Yesterday I shared that I'm working on the financial problem to maximize return on my soon-to-expire employee stock options. An outright sale is an easy path to choose, but does it make the most economic sense?
One thing to note about stock option: it does not only bear value when the strike price is lower than the market price (in the case of "call" options, which is the case for all employee stock options), it bears time value too. For example, for stock option of the same strike price, the further the expiration date, the more value the option is.
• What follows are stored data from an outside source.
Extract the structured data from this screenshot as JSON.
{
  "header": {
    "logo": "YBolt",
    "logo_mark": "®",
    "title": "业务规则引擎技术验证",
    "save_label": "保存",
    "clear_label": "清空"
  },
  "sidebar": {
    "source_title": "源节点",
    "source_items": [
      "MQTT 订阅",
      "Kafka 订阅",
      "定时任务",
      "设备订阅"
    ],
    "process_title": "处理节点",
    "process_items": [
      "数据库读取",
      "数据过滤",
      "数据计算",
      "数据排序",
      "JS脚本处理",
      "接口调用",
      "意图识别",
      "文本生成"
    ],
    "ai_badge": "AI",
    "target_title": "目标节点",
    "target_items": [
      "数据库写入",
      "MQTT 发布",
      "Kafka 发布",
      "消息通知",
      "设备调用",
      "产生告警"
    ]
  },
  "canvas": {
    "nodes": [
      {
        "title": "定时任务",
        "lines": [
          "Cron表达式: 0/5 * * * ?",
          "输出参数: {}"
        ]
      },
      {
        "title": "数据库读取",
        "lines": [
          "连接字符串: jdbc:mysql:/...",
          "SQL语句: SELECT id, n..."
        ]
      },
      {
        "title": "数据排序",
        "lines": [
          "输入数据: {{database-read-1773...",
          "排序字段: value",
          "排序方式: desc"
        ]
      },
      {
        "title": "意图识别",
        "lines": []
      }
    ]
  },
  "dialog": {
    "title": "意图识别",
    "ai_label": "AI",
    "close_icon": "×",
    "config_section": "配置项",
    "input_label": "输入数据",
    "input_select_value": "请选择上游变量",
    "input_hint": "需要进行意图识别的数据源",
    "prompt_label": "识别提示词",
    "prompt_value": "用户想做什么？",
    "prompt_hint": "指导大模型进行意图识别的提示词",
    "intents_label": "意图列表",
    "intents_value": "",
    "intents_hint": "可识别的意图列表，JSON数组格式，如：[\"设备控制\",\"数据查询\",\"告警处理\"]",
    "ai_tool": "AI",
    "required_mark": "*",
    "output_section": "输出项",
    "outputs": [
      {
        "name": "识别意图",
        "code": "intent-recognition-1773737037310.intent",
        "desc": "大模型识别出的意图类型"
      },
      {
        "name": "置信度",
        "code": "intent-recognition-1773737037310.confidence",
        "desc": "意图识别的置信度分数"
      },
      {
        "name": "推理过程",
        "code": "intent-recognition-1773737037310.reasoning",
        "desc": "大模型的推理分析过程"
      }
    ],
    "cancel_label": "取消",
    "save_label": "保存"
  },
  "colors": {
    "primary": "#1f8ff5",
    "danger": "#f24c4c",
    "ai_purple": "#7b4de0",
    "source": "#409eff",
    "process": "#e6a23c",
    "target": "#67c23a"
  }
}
So, if one determine the market price is right but the employee stock option grant still has some shelf life, one can sell the stock option (instead of exercise the stock option) in the open market. Technically, it means to write (or "sell to open") a call stock option position with strike price and expiration date similar to one's employee stock option grant.
To illustrate this in an example, let's use the same data set in my last post:
Stock Option Strike Price: $26.4375
Expiration Date: February 12, 2011
Price of Underlying Stock: about $31
As we calculated in the last post, the gross proceeds before tax will be ($31 - $26.4375) x 2,222 = $10,138.
One can look at the option table and find the January 2011 $27.5 Call LEAP option is trading hands at $5.20. (Standardized options are trading at specific intervals, so we take $27.5 as a strike price proxy.)
To implement the strategy, one can write 22 contracts of such option. This transaction means one will receive 2,200 x $5.20 = $11,440 upfront for selling the right to someone else to buy 2,200 shares of the underlying stock at $27.50 from the seller before January 2011.
So what's the difference? Below is the table that shows how this strategy will work.
Let's take the $31 row for a quick walkthrough. One year from now, if the price of the underlying stock is still $31 (as today), our hypothetical investor will receive $10,138 by exercising the employee stock option (column [A]). Also, when he sells the stock option in January 2010 in the open market, he will receive $11,440 upfront (column [B]). Finally, if market price in January 2011 is $31, someone else will choose to buy the underlying stock at $27.50 from him, which will require him to pay out 2,200 x ($31 - $27.5) = $7,700 (column [C]). The sum of all three: $13,878 (column [D]), which is a good 35% improvement over the original $10,138 he will otherwise get if he chooses to exercise the employee stock option upfront.
Actually, by taking the additional hassle to write the call option in the open market, our hypothetical investor will be able to lock the income of at least $11,440 in the worst case even the stock price plummets tomorrow. And he has a fairly good shot at getting $13,800 or more if the stock doesn't fall too much. In other words, he is guaranteed to do (much) better than cashing out the stock option upfront.